Although MVD can synthesize any infinitely dense intermediate views with high fidelity from a limited number of sparse views transmitted through the network, the overall required bandwidth to convey all the color and depth information of the N views (including central and side views) is still comparatively large, even bringing in the MVC coding for color and depth information. To further reduce the bit rate, one could deploy conventional video coding on the central view only; apply view synthesis technologies on the decoded and reconstructed central view to generate other N − 1 side views; and take the difference between the projection and the neighboring camera result as residual information. The residual consists of disoccluded information and is therefore mainly concentrated along depth discontinuities of foreground objects as well as image boundary data in both side views. The overall bit stream consists of three major components: (1) complete color and depth information from the central view; (2) parameters for view synthesis, such as geometry parameters for camera and real-world depth range; and (3) residual of color and depth information in the side views. At the decoder side, as shown in Figure 5.21, the decoder will first reconstruct the central view once having received the bit stream. Then, the decoder projects the central camera view into the other neighboring views using the view synthesis parameters to synthesize side views. The residual is added back to the synthesized side views to reconstruct all N views. Having those N views available, the rest of the intermediate views can be synthesized via techniques used in MVD.

images

Figure 5.21 Decoding and rendering process in layered depth video.
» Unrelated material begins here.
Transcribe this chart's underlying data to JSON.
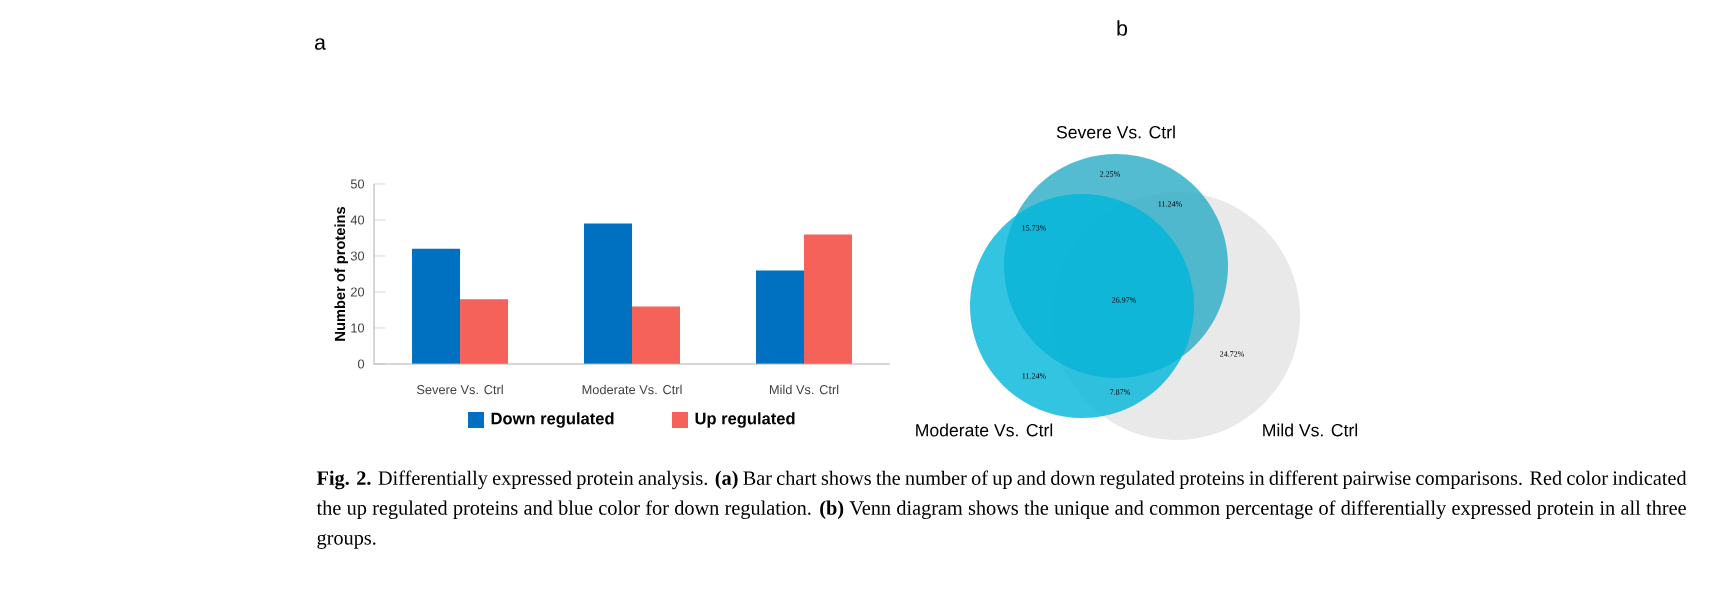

It has been observed that the aforementioned straightforward method could introduce corona artifacts in the intermediate synthesized views. To remedy this problem, layered depth video (LDV) [56] is proposed. The basic idea of LDV is to identify the reliability of each depth pixel, especially the ones along the object boundaries, since those boundary pixels are often mixed with foreground and background, degraded by lossy compression artifacts, and may contain potential errors from imperfect depth estimation. The unreliable depth pixels are detected via the Canny edge detector, marked by a seven-pixel-wide area along depth discontinuities, and classified as the background boundary layer. A layer extraction procedure is conducted to preserve reliable pixels and to remove pixels in the background boundary layer. Then, the layer projection is performed during view synthesis by synthesizing pixels in the extracted layer to ensure the reliability of projected view. The projected side view will be further filtered to remove invalid disoccluded areas to reduce the synthesis error. The residual information will be taken from the original side view and the filtered projected side view.